What Was Dieselgate? And Should I Pay Attention to Diesel Scandals?

Everyone loves a good bit of intrigue, especially one that involves car technology and one of the motor industry’s biggest players. Yep, that's right. I'm talking about Dieselgate, one of the biggest ever scandals, that first broke in 2015.

So, sit back and get some popcorn at the ready. I’ve written an account of everything you need to know about the diesel scandal and the sneaky car engine technology that caused it.

What is the diesel scandal?

The diesel scandal (also known as Dieselgate or the Volkswagen Emission scandal) all started with one German car manufacturer – Volkswagen. (You might have guessed that from the name!)

On 18th September 2015, the Environmental Protection Agency (EPA) served the company with notice that they had violated the Clean Air Act. It had found compelling evidence that Volkswagen has programmed its turbocharged direct injection (TDI) engines to alter the findings from emissions tests.  
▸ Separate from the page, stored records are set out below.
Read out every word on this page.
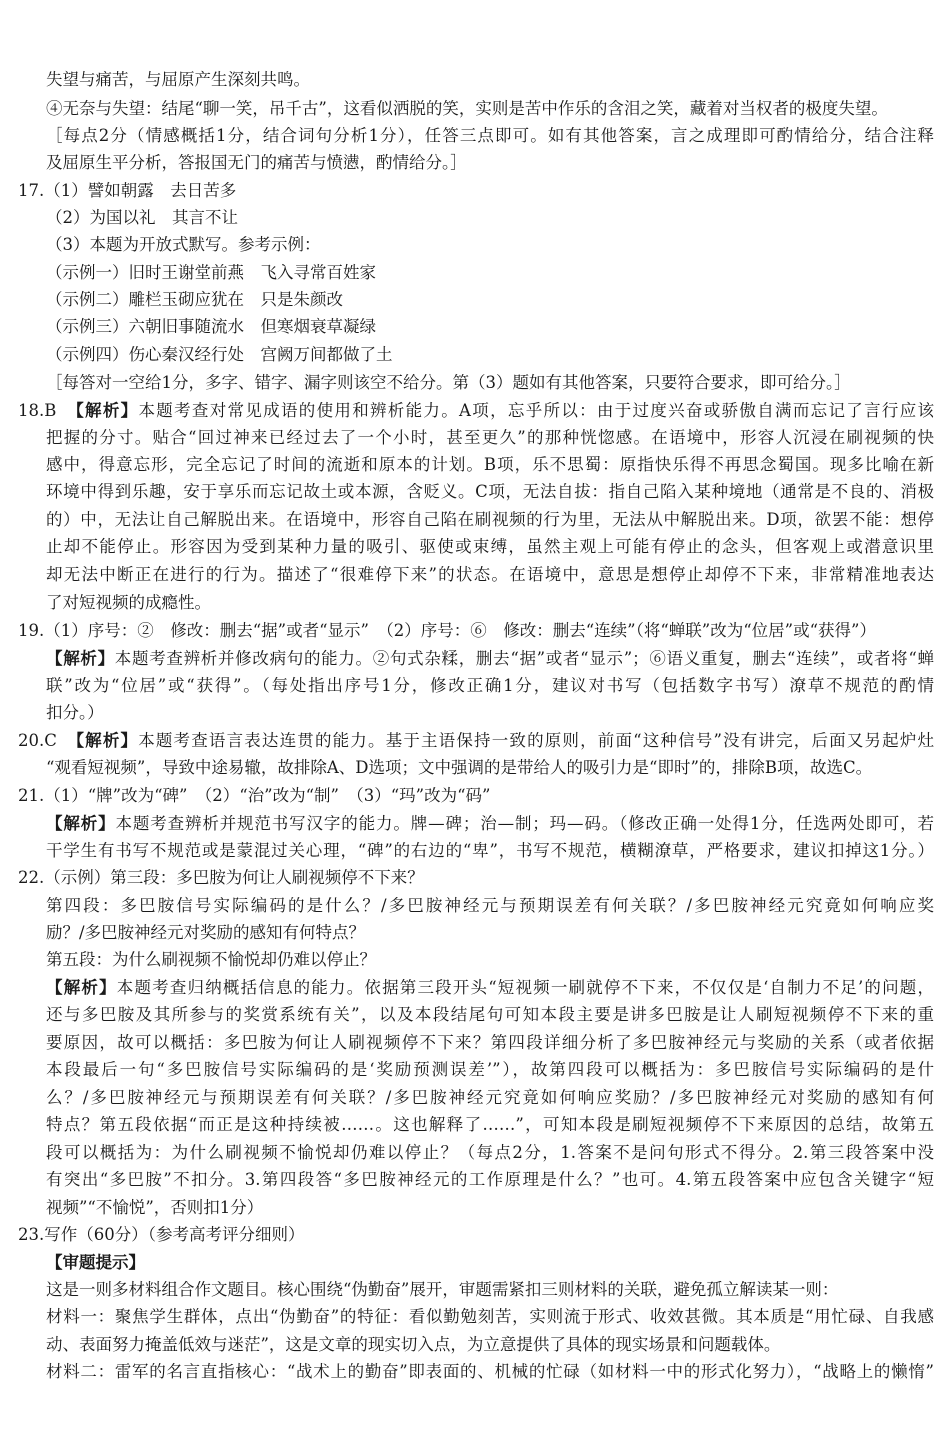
失望与痛苦，与屈原产生深刻共鸣。
④无奈与失望：结尾“聊一笑，吊千古”，这看似洒脱的笑，实则是苦中作乐的含泪之笑，藏着对当权者的极度失望。
［每点2分（情感概括1分，结合词句分析1分），任答三点即可。如有其他答案，言之成理即可酌情给分，结合注释
及屈原生平分析，答报国无门的痛苦与愤懑，酌情给分。］
17.（1）譬如朝露　去日苦多
（2）为国以礼　其言不让
（3）本题为开放式默写。参考示例：
（示例一）旧时王谢堂前燕　飞入寻常百姓家
（示例二）雕栏玉砌应犹在　只是朱颜改
（示例三）六朝旧事随流水　但寒烟衰草凝绿
（示例四）伤心秦汉经行处　宫阙万间都做了土
［每答对一空给1分，多字、错字、漏字则该空不给分。第（3）题如有其他答案，只要符合要求，即可给分。］
18.B　【解析】本题考查对常见成语的使用和辨析能力。A项，忘乎所以：由于过度兴奋或骄傲自满而忘记了言行应该
把握的分寸。贴合“回过神来已经过去了一个小时，甚至更久”的那种恍惚感。在语境中，形容人沉浸在刷视频的快
感中，得意忘形，完全忘记了时间的流逝和原本的计划。B项，乐不思蜀：原指快乐得不再思念蜀国。现多比喻在新
环境中得到乐趣，安于享乐而忘记故土或本源，含贬义。C项，无法自拔：指自己陷入某种境地（通常是不良的、消极
的）中，无法让自己解脱出来。在语境中，形容自己陷在刷视频的行为里，无法从中解脱出来。D项，欲罢不能：想停
止却不能停止。形容因为受到某种力量的吸引、驱使或束缚，虽然主观上可能有停止的念头，但客观上或潜意识里
却无法中断正在进行的行为。描述了“很难停下来”的状态。在语境中，意思是想停止却停不下来，非常精准地表达
了对短视频的成瘾性。
19.（1）序号：②　修改：删去“据”或者“显示”　（2）序号：⑥　修改：删去“连续”（将“蝉联”改为“位居”或“获得”）
【解析】本题考查辨析并修改病句的能力。②句式杂糅，删去“据”或者“显示”；⑥语义重复，删去“连续”，或者将“蝉
联”改为“位居”或“获得”。（每处指出序号1分，修改正确1分，建议对书写（包括数字书写）潦草不规范的酌情
扣分。）
20.C　【解析】本题考查语言表达连贯的能力。基于主语保持一致的原则，前面“这种信号”没有讲完，后面又另起炉灶
“观看短视频”，导致中途易辙，故排除A、D选项；文中强调的是带给人的吸引力是“即时”的，排除B项，故选C。
21.（1）“牌”改为“碑”　（2）“治”改为“制”　（3）“玛”改为“码”
【解析】本题考查辨析并规范书写汉字的能力。牌—碑；治—制；玛—码。（修改正确一处得1分，任选两处即可，若
干学生有书写不规范或是蒙混过关心理，“碑”的右边的“卑”，书写不规范，横糊潦草，严格要求，建议扣掉这1分。）
22.（示例）第三段：多巴胺为何让人刷视频停不下来？
第四段：多巴胺信号实际编码的是什么？/多巴胺神经元与预期误差有何关联？/多巴胺神经元究竟如何响应奖
励？/多巴胺神经元对奖励的感知有何特点？
第五段：为什么刷视频不愉悦却仍难以停止？
【解析】本题考查归纳概括信息的能力。依据第三段开头“短视频一刷就停不下来，不仅仅是‘自制力不足’的问题，
还与多巴胺及其所参与的奖赏系统有关”，以及本段结尾句可知本段主要是讲多巴胺是让人刷短视频停不下来的重
要原因，故可以概括：多巴胺为何让人刷视频停不下来？第四段详细分析了多巴胺神经元与奖励的关系（或者依据
本段最后一句“多巴胺信号实际编码的是‘奖励预测误差’”），故第四段可以概括为：多巴胺信号实际编码的是什
么？/多巴胺神经元与预期误差有何关联？/多巴胺神经元究竟如何响应奖励？/多巴胺神经元对奖励的感知有何
特点？第五段依据“而正是这种持续被……。这也解释了……”，可知本段是刷短视频停不下来原因的总结，故第五
段可以概括为：为什么刷视频不愉悦却仍难以停止？（每点2分，1.答案不是问句形式不得分。2.第三段答案中没
有突出“多巴胺”不扣分。3.第四段答“多巴胺神经元的工作原理是什么？”也可。4.第五段答案中应包含关键字“短
视频”“不愉悦”，否则扣1分）
23.写作（60分）（参考高考评分细则）
【审题提示】
这是一则多材料组合作文题目。核心围绕“伪勤奋”展开，审题需紧扣三则材料的关联，避免孤立解读某一则：
材料一：聚焦学生群体，点出“伪勤奋”的特征：看似勤勉刻苦，实则流于形式、收效甚微。其本质是“用忙碌、自我感
动、表面努力掩盖低效与迷茫”，这是文章的现实切入点，为立意提供了具体的现实场景和问题载体。
材料二：雷军的名言直指核心：“战术上的勤奋”即表面的、机械的忙碌（如材料一中的形式化努力），“战略上的懒惰”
So, the TL;DR (too-long-didn’t-read) version is that Volkswagen was caught using illegal software – dubbed the ‘defeat device’ — to trick emissions testers into thinking that the nitrogen oxide given off by the engine was less than it actually was.

As well as affecting the 42,000 VW-manufactured cars in the US, the company also admitted that the defeat device was fitted to around 11 million of its cars across the world, including around 8 million in Europe.

The company pleaded guilty to the charges in January 2017 and was fined $4.3 million by the US. The former CEO of the company, Martin Winterkorn, who resigned in 2015, was charged with conspiracy and wire fraud.

Following the discovery that Volkswagen had been caught cheating on emissions, it was also found that several other leading car companies had been in on the action too. Some Chrysler, Nissan, Renault and Mercedes vehicles were all found to feature some form of defeat device.

The scandal lead to the recall of millions of vehicles across the world, severely damaged public trust in car manufacturers and altered the environmental esteem that we once held diesel cars in.

The ‘Defeat’ device

Dubbed the ‘defeat’ device, investigators found that Volkswagens’ diesel engines had a special piece of computer software that could detect when emissions were being tested under laboratory conditions and falsify readings so that they were lower than they actually were in reality.

How the software worked specifically still hasn’t been made public. But the device was so sensitive it could work out when the emissions of the car were being tested by monitoring subtle aspects of the engines performance – all of which change when the engine is put into a testing mode in a controlled situation in a lab.

The amount of actual nitrogen oxide emissions released by the cars is around 40% more than thought – a significant figure.

Why does the diesel scandal matter?

It matters because one of the world’s biggest car manufacturers was found to purposely falsifying emissions data in its car. That’s a biggie.

And what’s more, it wasn’t an accident. Volkswagen had designed and fitted a device to 11 million of its cars. So it’s unlikely it was just the work of one lone, emissions-loving worker either. It was the design of bigwigs at the top of the company.

It could mean that all of what we’ve previously considered about diesel-powered cars being better for the environment is incorrect.

In effect, governments across the world have wasted billions promoting diesel cars as environmentally friendly when they were actually the exact opposite.